Chegou o bom tempo e com ele voltam as caminhadas ao final do dia, o padel à terça-feira à noite, o golfe ao sábado de manhã, as primeiras idas à praia. A vida sai de casa. E todos os anos, sem falhar, voltam também ao meu consultório os pacientes com dores nas costas. Muitos deles convencidos de que a solução é parar. A mensagem que lhes deixo em consulta é a mesma que quero deixar aqui. Não fique em repouso. Mexa-se.
O mito do repouso absoluto enquanto cura para a dor lombar é dos mais resistentes com que lidamos. A evidência científica é clara há mais de duas décadas. Salvo em situações muito específicas de lesão aguda, ficar parado faz precisamente o contrário do que se pensa. Prolonga a dor, enfraquece a musculatura de suporte da coluna e atrasa a recuperação. O corpo humano foi feito para se mexer e quando deixa de o fazer, paga a fatura.
O movimento regular continua a ser o melhor medicamento disponível para a coluna vertebral.
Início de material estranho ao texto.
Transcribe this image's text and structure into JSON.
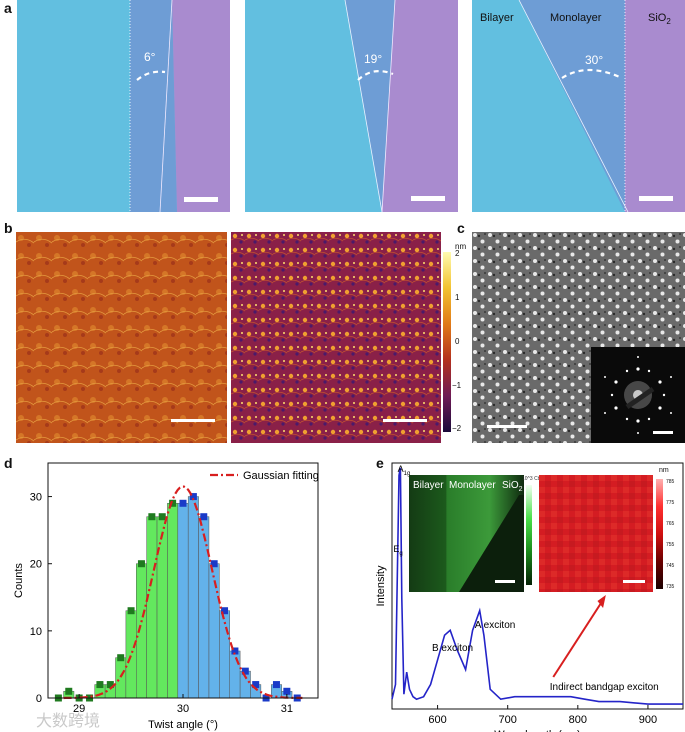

Não tem efeitos secundários, não tem preço e está ao alcance de qualquer pessoa, em qualquer idade. Caminhar, fazer yoga, pilates ou hidroginástica são excelentes formas de manter a coluna saudável e prevenir o aparecimento de dor lombar.
Há aqui, contudo, um ponto que escapa à maioria das pessoas e que faz toda a diferença na prática. Caminhar é importante, mas não chega. Para uma coluna bem protegida, é preciso incluir trabalho de força nos músculos da cintura para cima, sobretudo nos que estabilizam o tronco. São esses os músculos que funcionam como o cinto natural da coluna. Quando estão fortes, ela está protegida. Quando estão fracos, qualquer esforço do dia a dia pode passar a doer.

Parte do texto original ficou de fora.